И его губы впиваются в мои, приоткрытые для того, чтобы дать вырваться из моей груди бушующему там негодованию.
Спустя два часа – два, два, а отнюдь не час! – мы снова выходим на улицу Шо-Ша. Через полквартала наш подъезд, мало ли кого из знакомых можно встретить, даже «прекрасный брат» иногда выходит прогуляться перед сном, – но мне море по колено. Бертран держит меня под руку, потому что я отчего-то слегка пошатываюсь. Странно – и ведь не пила ни капли, хотя Бертран предлагал мое любимое белое «Шатли». Однако полное впечатление, что я хватила немало шампанского, да не просто так, а в гремучей смеси с мартини бьянко. К тому же меня почему-то разбирает смех. А Бертрана это злит. Он то и дело встряхивает меня и ворчит:
– Ну что ты смеешься?! В тебе нет никакой романтики. И вообще ты – распутница, я сразу это понял!
Я хохочу…
Конечно, налицо явный сдвиг по фазе. Слово «распутница» в моем представлении применимо только к Арине. К Арине, а не Катерине! Однако сейчас оно мне безумно нравится. И я от полноты чувств вдруг начинаю распевать в стиле моего любимого «Бони М»:
– Ра-Ра-Распутин, Лавер ов зэ рашен квин!

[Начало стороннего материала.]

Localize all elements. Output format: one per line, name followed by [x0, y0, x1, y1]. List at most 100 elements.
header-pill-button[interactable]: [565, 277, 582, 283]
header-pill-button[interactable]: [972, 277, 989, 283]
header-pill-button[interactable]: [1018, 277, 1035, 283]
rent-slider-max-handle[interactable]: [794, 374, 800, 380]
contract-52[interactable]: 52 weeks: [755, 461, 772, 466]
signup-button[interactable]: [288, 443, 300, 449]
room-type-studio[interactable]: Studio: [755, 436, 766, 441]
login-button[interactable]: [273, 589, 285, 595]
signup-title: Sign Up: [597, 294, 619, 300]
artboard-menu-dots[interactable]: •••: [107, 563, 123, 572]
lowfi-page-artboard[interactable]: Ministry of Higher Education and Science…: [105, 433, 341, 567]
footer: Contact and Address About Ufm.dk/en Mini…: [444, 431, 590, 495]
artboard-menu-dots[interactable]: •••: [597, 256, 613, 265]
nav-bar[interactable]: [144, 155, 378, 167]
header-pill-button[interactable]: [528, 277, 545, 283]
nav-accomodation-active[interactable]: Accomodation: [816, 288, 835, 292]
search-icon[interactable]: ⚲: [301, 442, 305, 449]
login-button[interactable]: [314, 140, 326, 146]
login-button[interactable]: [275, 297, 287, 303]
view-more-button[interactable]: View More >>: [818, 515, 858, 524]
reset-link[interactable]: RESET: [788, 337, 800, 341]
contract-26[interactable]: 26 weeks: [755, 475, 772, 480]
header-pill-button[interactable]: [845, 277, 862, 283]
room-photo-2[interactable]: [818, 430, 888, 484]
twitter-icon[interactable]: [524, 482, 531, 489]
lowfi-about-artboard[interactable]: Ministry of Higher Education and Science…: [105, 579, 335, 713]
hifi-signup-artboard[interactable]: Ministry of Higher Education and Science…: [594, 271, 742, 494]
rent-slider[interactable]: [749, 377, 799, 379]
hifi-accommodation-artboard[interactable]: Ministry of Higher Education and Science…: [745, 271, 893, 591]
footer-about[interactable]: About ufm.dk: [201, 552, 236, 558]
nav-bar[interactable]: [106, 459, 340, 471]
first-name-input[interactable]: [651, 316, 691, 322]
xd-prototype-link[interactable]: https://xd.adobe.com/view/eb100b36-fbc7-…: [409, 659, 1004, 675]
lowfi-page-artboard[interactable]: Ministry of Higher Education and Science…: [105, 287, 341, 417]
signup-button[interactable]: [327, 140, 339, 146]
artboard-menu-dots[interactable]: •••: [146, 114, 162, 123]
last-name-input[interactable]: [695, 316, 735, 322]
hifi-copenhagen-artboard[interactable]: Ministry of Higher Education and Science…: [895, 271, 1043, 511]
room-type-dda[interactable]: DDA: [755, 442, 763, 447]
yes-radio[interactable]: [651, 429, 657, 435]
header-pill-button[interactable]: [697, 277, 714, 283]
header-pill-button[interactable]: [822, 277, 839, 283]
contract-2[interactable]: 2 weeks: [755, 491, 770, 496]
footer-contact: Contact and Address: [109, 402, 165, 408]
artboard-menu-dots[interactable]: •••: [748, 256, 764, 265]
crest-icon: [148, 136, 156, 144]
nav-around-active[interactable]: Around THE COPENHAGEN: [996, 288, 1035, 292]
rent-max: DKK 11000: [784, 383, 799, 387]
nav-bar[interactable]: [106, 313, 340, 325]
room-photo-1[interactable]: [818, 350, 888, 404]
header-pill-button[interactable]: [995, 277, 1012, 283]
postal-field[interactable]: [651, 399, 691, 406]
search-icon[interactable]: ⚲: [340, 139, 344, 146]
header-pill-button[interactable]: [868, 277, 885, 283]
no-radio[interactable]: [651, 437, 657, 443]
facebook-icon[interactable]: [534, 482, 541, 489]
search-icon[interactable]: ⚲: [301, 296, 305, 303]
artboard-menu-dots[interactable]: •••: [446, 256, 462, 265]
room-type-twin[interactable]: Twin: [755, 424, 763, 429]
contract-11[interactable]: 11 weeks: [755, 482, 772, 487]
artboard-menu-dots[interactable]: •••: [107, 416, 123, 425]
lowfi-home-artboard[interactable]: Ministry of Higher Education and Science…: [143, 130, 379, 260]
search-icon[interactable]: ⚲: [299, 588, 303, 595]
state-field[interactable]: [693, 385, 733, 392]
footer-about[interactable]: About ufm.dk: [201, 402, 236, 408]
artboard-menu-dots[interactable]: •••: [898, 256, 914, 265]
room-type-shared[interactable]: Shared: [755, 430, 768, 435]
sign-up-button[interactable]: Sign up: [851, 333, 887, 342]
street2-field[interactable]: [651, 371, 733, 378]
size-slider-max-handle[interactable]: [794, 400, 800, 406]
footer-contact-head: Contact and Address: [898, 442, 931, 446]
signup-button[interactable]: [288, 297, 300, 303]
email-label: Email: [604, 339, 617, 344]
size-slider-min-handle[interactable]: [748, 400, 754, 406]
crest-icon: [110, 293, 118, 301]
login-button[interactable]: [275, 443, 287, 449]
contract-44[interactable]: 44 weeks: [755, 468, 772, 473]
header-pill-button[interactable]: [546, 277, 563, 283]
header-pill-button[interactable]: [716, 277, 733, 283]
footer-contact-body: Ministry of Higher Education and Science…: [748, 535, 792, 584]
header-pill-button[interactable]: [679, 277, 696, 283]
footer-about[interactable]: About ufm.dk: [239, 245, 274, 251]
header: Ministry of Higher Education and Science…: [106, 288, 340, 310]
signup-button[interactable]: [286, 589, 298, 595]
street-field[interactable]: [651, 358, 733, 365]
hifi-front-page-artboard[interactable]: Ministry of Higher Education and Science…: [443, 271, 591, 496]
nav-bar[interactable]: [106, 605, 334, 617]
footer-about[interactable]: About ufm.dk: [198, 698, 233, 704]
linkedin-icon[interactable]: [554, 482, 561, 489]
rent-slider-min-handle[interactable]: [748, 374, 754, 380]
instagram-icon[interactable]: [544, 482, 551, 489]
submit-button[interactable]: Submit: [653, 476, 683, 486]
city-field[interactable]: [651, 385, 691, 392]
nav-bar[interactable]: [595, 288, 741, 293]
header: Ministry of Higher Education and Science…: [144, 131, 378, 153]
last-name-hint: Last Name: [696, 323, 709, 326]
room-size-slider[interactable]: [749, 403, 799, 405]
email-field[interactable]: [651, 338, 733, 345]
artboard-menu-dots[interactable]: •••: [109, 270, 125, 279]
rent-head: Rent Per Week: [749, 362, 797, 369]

И осекаюсь, заметив синий «Ситроен», стоящий под фонарем практически против нашего подъезда.
Мало ли синих «Ситроенов» на свете, особенно в Париже, где это как бы фирменный автомобиль (французы великие патриоты вообще, а своей автомобильной промышленности – в частности), но не из него ли несколько дней назад выбрался некий суслик, обернувшийся хорьком?..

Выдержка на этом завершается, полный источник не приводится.